Jabatan publik sifatnya sementara dan tidak abadi, selama memegang dan menjalani jabatan publik selama menjabat dimanfaatkan dengan sebaik-baiknya. Dalam kurun waktu terbatas dengan standar 5 tahun sekali berikan kesan terbaik dengan segala pencapaian dan hasil-hasil kongkrit program kerja yang dapat dirasakan manfaatnya oleh publik atau sebaliknya namanya akan hancur ditengah publik, karena bermasalah.
Konsistensi amanah dalam Jabatan Publik
Ketika suatu jabatan publik hadir dalam diri kita, sinkronisasikan sistem berpikir, sistem ucap dan tindakan kita sebagai sebuah amanah yang harus dijalani secara tegak lurus hanya satu, kepentingan publik yang lebih maslahat.

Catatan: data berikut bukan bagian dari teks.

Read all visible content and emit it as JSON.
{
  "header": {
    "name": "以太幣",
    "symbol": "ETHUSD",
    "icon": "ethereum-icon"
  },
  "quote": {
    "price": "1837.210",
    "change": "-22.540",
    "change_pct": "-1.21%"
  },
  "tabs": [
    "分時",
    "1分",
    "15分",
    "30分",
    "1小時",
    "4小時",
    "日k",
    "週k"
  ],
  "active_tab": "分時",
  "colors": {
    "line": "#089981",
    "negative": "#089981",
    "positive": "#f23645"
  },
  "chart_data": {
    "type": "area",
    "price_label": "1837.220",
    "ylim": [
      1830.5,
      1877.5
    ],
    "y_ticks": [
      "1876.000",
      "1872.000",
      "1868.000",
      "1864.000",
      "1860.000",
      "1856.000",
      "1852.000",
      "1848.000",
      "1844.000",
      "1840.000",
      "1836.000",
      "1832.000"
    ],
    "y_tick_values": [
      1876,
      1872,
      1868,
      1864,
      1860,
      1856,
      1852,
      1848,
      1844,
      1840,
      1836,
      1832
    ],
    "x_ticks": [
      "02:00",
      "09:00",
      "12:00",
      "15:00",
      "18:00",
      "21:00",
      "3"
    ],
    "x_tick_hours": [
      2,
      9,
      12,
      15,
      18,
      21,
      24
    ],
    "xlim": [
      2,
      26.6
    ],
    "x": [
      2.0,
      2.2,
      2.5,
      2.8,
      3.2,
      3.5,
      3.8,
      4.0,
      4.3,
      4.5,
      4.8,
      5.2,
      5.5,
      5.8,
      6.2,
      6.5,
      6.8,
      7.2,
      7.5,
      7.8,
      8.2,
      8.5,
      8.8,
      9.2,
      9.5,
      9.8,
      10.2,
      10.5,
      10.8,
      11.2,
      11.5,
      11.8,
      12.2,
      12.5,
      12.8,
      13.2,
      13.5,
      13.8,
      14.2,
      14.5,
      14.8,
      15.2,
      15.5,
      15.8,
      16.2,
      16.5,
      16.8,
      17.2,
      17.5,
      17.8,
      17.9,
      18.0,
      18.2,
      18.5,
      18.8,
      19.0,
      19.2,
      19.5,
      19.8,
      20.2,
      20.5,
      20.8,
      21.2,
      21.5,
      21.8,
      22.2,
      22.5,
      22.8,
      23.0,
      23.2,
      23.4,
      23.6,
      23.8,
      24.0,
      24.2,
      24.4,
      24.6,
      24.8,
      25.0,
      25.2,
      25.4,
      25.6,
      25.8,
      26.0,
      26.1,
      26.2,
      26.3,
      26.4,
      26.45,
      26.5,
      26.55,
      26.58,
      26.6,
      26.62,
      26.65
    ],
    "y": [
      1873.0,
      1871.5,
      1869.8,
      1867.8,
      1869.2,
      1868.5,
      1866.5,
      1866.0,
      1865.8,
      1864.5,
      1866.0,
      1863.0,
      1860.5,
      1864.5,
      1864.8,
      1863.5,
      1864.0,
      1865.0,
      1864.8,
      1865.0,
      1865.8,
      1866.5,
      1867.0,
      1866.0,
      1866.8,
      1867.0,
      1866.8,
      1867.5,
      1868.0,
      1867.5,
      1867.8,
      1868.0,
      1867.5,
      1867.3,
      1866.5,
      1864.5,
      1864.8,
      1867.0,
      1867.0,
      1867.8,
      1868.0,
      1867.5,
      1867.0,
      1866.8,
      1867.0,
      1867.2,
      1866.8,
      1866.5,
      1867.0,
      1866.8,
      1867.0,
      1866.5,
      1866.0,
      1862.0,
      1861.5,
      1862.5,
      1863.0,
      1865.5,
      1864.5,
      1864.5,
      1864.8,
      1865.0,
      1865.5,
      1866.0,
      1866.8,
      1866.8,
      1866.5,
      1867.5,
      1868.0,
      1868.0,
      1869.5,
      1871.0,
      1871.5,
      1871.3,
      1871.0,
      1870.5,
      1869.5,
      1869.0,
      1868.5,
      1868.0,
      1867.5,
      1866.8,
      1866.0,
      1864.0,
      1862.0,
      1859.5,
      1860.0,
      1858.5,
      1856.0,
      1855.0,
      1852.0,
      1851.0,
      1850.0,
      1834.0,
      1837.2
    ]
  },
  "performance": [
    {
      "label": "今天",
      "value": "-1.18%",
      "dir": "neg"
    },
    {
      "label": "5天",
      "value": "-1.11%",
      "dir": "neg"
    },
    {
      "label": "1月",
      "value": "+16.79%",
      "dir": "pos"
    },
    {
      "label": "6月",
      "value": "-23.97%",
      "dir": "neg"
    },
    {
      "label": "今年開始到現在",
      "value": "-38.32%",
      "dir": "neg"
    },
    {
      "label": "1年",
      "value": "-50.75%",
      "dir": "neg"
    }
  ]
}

Kita hanyalah sebagai aktor sekaligus media pelaksana dari sebuah jabatan publik.
Jabatan publik sebagai sebuah amanah, tetapkan dalam hati bahwa kepercayaan yang diberikan pada kita, ber-relasi dengan harapan dan keinginan publik akan suatu perubahan nasibnya kearah yang lebih baik. Kita kawal, jaga dan laksanakan dengan sepenuh hati sebagai tuntutan publik yang dibebankan pada kita dan merupakan suatu tugas yang berharga serta mulia di hadapan Tuhan YME.